On Wed, Nov 27, 2013 at 03:59:31PM -0500, Robert Haas wrote:
> On Tue, Nov 26, 2013 at 5:02 PM, Bruce Momjian <bruce@momjian.us> wrote:
> > On Tue, Nov 26, 2013 at 01:58:04PM -0300, Alvaro Herrera wrote:
> >> Bruce Momjian escribió:
> >> > On Tue, Nov 26, 2013 at 11:22:39AM -0500, Tom Lane wrote:
> >>
> >> > > > Uh, I ended up mentioning "no effect" to highlight it does nothing,
> >> > > > rather than mention a warning. Would people prefer I say "warning"? Or
> >> > > > should I say "issues a warning because it has no effect" or something?
> >> > > > It is easy to change.
> >> > >
> >> > > I'd revert the change Robert highlights above. ISTM you've changed the
> >> > > code to match the documentation; why would you then change the docs?
> >> >
> >> > Well, I did it to make it consistent. The question is what to write for
> >> > _all_ of the new warnings, including SET. Do we say "warning", do we
> >> > say "it has no effect", or do we say both?
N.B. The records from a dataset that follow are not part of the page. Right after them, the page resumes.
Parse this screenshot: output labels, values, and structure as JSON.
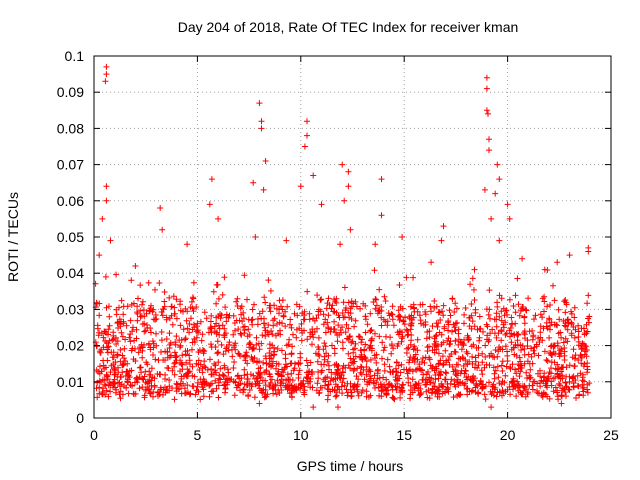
{
  "chart_data": {
    "type": "scatter",
    "title": "Day 204 of 2018, Rate Of TEC Index for receiver kman",
    "xlabel": "GPS time / hours",
    "ylabel": "ROTI / TECUs",
    "xlim": [
      0,
      25
    ],
    "ylim": [
      0,
      0.1
    ],
    "grid": true,
    "marker": "plus",
    "marker_color": "#ff0000",
    "x_ticks": [
      0,
      5,
      10,
      15,
      20,
      25
    ],
    "x_tick_labels": [
      "0",
      "5",
      "10",
      "15",
      "20",
      "25"
    ],
    "y_ticks": [
      0,
      0.01,
      0.02,
      0.03,
      0.04,
      0.05,
      0.06,
      0.07,
      0.08,
      0.09,
      0.1
    ],
    "y_tick_labels": [
      "0",
      "0.01",
      "0.02",
      "0.03",
      "0.04",
      "0.05",
      "0.06",
      "0.07",
      "0.08",
      "0.09",
      "0.1"
    ],
    "series": [
      {
        "name": "ROTI",
        "x_range_hours": [
          0.05,
          23.95
        ],
        "typical_band": [
          0.005,
          0.03
        ],
        "notable_points": [
          {
            "x": 0.6,
            "y": 0.097
          },
          {
            "x": 0.6,
            "y": 0.095
          },
          {
            "x": 0.55,
            "y": 0.093
          },
          {
            "x": 0.6,
            "y": 0.064
          },
          {
            "x": 0.6,
            "y": 0.06
          },
          {
            "x": 0.4,
            "y": 0.055
          },
          {
            "x": 0.8,
            "y": 0.049
          },
          {
            "x": 0.25,
            "y": 0.045
          },
          {
            "x": 3.2,
            "y": 0.058
          },
          {
            "x": 3.3,
            "y": 0.052
          },
          {
            "x": 5.7,
            "y": 0.066
          },
          {
            "x": 5.6,
            "y": 0.059
          },
          {
            "x": 6.0,
            "y": 0.055
          },
          {
            "x": 7.7,
            "y": 0.065
          },
          {
            "x": 8.0,
            "y": 0.087
          },
          {
            "x": 8.1,
            "y": 0.082
          },
          {
            "x": 8.1,
            "y": 0.08
          },
          {
            "x": 8.3,
            "y": 0.071
          },
          {
            "x": 8.2,
            "y": 0.063
          },
          {
            "x": 7.8,
            "y": 0.05
          },
          {
            "x": 10.3,
            "y": 0.082
          },
          {
            "x": 10.3,
            "y": 0.078
          },
          {
            "x": 10.2,
            "y": 0.075
          },
          {
            "x": 10.0,
            "y": 0.064
          },
          {
            "x": 10.6,
            "y": 0.067
          },
          {
            "x": 11.0,
            "y": 0.059
          },
          {
            "x": 12.0,
            "y": 0.07
          },
          {
            "x": 12.3,
            "y": 0.068
          },
          {
            "x": 12.3,
            "y": 0.064
          },
          {
            "x": 12.1,
            "y": 0.06
          },
          {
            "x": 12.4,
            "y": 0.052
          },
          {
            "x": 11.9,
            "y": 0.048
          },
          {
            "x": 13.9,
            "y": 0.066
          },
          {
            "x": 13.9,
            "y": 0.056
          },
          {
            "x": 14.9,
            "y": 0.05
          },
          {
            "x": 16.9,
            "y": 0.053
          },
          {
            "x": 16.8,
            "y": 0.049
          },
          {
            "x": 19.0,
            "y": 0.094
          },
          {
            "x": 19.0,
            "y": 0.091
          },
          {
            "x": 19.0,
            "y": 0.085
          },
          {
            "x": 19.05,
            "y": 0.084
          },
          {
            "x": 19.1,
            "y": 0.077
          },
          {
            "x": 19.1,
            "y": 0.074
          },
          {
            "x": 18.9,
            "y": 0.063
          },
          {
            "x": 19.5,
            "y": 0.07
          },
          {
            "x": 19.6,
            "y": 0.066
          },
          {
            "x": 19.4,
            "y": 0.062
          },
          {
            "x": 20.0,
            "y": 0.059
          },
          {
            "x": 20.1,
            "y": 0.055
          },
          {
            "x": 19.2,
            "y": 0.055
          },
          {
            "x": 19.6,
            "y": 0.049
          },
          {
            "x": 20.7,
            "y": 0.044
          },
          {
            "x": 23.0,
            "y": 0.045
          },
          {
            "x": 23.9,
            "y": 0.047
          },
          {
            "x": 23.9,
            "y": 0.046
          },
          {
            "x": 2.0,
            "y": 0.042
          },
          {
            "x": 4.5,
            "y": 0.048
          },
          {
            "x": 9.3,
            "y": 0.049
          },
          {
            "x": 13.6,
            "y": 0.048
          },
          {
            "x": 16.3,
            "y": 0.043
          },
          {
            "x": 18.4,
            "y": 0.041
          },
          {
            "x": 21.8,
            "y": 0.041
          },
          {
            "x": 22.4,
            "y": 0.043
          },
          {
            "x": 11.8,
            "y": 0.003
          },
          {
            "x": 19.2,
            "y": 0.003
          },
          {
            "x": 8.0,
            "y": 0.004
          },
          {
            "x": 22.6,
            "y": 0.004
          },
          {
            "x": 10.6,
            "y": 0.003
          }
        ]
      }
    ]
  }
}
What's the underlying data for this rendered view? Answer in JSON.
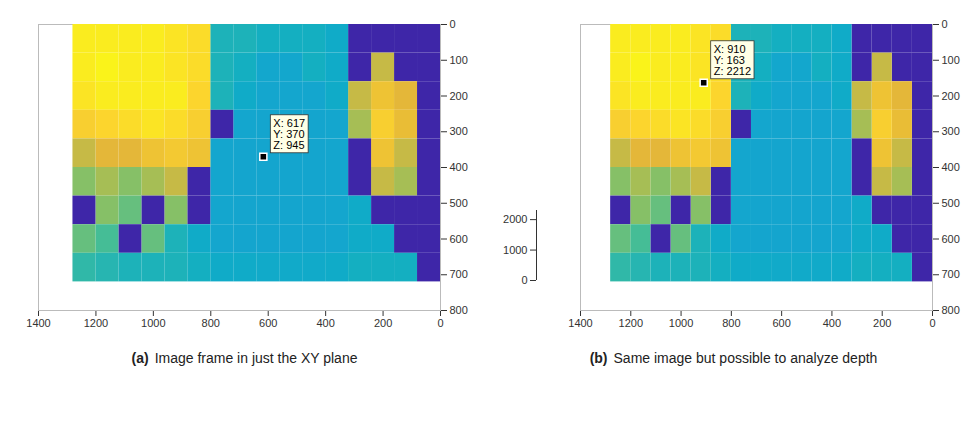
{
  "chart_data": [
    {
      "type": "heatmap",
      "panel": "(a)",
      "caption": "Image frame in just the XY plane",
      "xlim": [
        1400,
        0
      ],
      "xticks": [
        0,
        200,
        400,
        600,
        800,
        1000,
        1200,
        1400
      ],
      "ylim": [
        0,
        800
      ],
      "yticks": [
        0,
        100,
        200,
        300,
        400,
        500,
        600,
        700,
        800
      ],
      "clim": [
        0,
        2300
      ],
      "cells": {
        "x_edges": [
          0,
          80,
          160,
          240,
          320,
          400,
          480,
          560,
          640,
          720,
          800,
          880,
          960,
          1040,
          1120,
          1200,
          1280
        ],
        "y_edges": [
          0,
          80,
          160,
          240,
          320,
          400,
          480,
          560,
          640,
          720
        ],
        "z": [
          [
            0,
            0,
            0,
            0,
            1000,
            1050,
            1050,
            1050,
            1100,
            1100,
            2100,
            2150,
            2200,
            2200,
            2200,
            2200
          ],
          [
            0,
            0,
            1700,
            0,
            1000,
            1050,
            960,
            960,
            1050,
            1100,
            2100,
            2150,
            2200,
            2200,
            2250,
            2200
          ],
          [
            0,
            1800,
            1900,
            1700,
            1000,
            950,
            950,
            950,
            1000,
            1100,
            2050,
            2200,
            2200,
            2200,
            2200,
            2150
          ],
          [
            0,
            1850,
            2000,
            1600,
            950,
            945,
            945,
            945,
            950,
            0,
            2000,
            2100,
            2150,
            2100,
            2050,
            2000
          ],
          [
            0,
            1700,
            1900,
            0,
            950,
            945,
            945,
            945,
            945,
            950,
            1900,
            1950,
            1900,
            1800,
            1800,
            1700
          ],
          [
            0,
            1600,
            1700,
            0,
            950,
            945,
            945,
            945,
            945,
            950,
            0,
            1700,
            1600,
            1500,
            1600,
            1500
          ],
          [
            0,
            0,
            0,
            1000,
            950,
            945,
            945,
            945,
            945,
            950,
            0,
            1500,
            0,
            1400,
            1500,
            0
          ],
          [
            0,
            0,
            1000,
            1000,
            950,
            945,
            945,
            945,
            945,
            950,
            1000,
            1100,
            1400,
            0,
            1300,
            1400
          ],
          [
            0,
            1050,
            1050,
            1050,
            1000,
            990,
            990,
            990,
            1000,
            1000,
            1050,
            1100,
            1100,
            1100,
            1150,
            1200
          ]
        ]
      },
      "annotation": {
        "x": 617,
        "y": 370,
        "text": [
          "X: 617",
          "Y: 370",
          "Z: 945"
        ],
        "marker": "square"
      }
    },
    {
      "type": "heatmap",
      "panel": "(b)",
      "caption": "Same image but possible to analyze depth",
      "xlim": [
        1400,
        0
      ],
      "xticks": [
        0,
        200,
        400,
        600,
        800,
        1000,
        1200,
        1400
      ],
      "ylim": [
        0,
        800
      ],
      "yticks": [
        0,
        100,
        200,
        300,
        400,
        500,
        600,
        700,
        800
      ],
      "zlim": [
        0,
        2300
      ],
      "zticks": [
        0,
        1000,
        2000
      ],
      "clim": [
        0,
        2300
      ],
      "cells": {
        "x_edges": [
          0,
          80,
          160,
          240,
          320,
          400,
          480,
          560,
          640,
          720,
          800,
          880,
          960,
          1040,
          1120,
          1200,
          1280
        ],
        "y_edges": [
          0,
          80,
          160,
          240,
          320,
          400,
          480,
          560,
          640,
          720
        ],
        "z": [
          [
            0,
            0,
            0,
            0,
            1000,
            1050,
            1050,
            1050,
            1100,
            1100,
            2100,
            2150,
            2200,
            2200,
            2200,
            2200
          ],
          [
            0,
            0,
            1700,
            0,
            1000,
            1050,
            960,
            960,
            1050,
            1100,
            2100,
            2150,
            2200,
            2200,
            2250,
            2200
          ],
          [
            0,
            1800,
            1900,
            1700,
            1000,
            950,
            950,
            950,
            1000,
            1100,
            2050,
            2200,
            2200,
            2200,
            2200,
            2150
          ],
          [
            0,
            1850,
            2000,
            1600,
            950,
            945,
            945,
            945,
            950,
            0,
            2000,
            2100,
            2150,
            2100,
            2050,
            2000
          ],
          [
            0,
            1700,
            1900,
            0,
            950,
            945,
            945,
            945,
            945,
            950,
            1900,
            1950,
            1900,
            1800,
            1800,
            1700
          ],
          [
            0,
            1600,
            1700,
            0,
            950,
            945,
            945,
            945,
            945,
            950,
            0,
            1700,
            1600,
            1500,
            1600,
            1500
          ],
          [
            0,
            0,
            0,
            1000,
            950,
            945,
            945,
            945,
            945,
            950,
            0,
            1500,
            0,
            1400,
            1500,
            0
          ],
          [
            0,
            0,
            1000,
            1000,
            950,
            945,
            945,
            945,
            945,
            950,
            1000,
            1100,
            1400,
            0,
            1300,
            1400
          ],
          [
            0,
            1050,
            1050,
            1050,
            1000,
            990,
            990,
            990,
            1000,
            1000,
            1050,
            1100,
            1100,
            1100,
            1150,
            1200
          ]
        ]
      },
      "annotation": {
        "x": 910,
        "y": 163,
        "text": [
          "X: 910",
          "Y: 163",
          "Z: 2212"
        ],
        "marker": "square"
      }
    }
  ]
}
The ABORT is a just one case
> >> > of that.
> >>
> >> Maybe "it emits a warning and otherwise has no effect"? Emitting a
> >> warning is certainly not doing nothing; as has been pointed out in the
> >> SSL renegotiation thread, it might cause the log to fill disk.
> >
> > OK, doc patch attached.
>
> Seems broadly reasonable, but I'd use "no other effect" throughout.
That sounds awkward, e.g.:
Issuing <command>ROLLBACK</> outside of a transaction block emits a warning but has no other effect.
I could live with this:
Issuing <command>ROLLBACK</> outside of a transaction block has no effect except emitting a warning.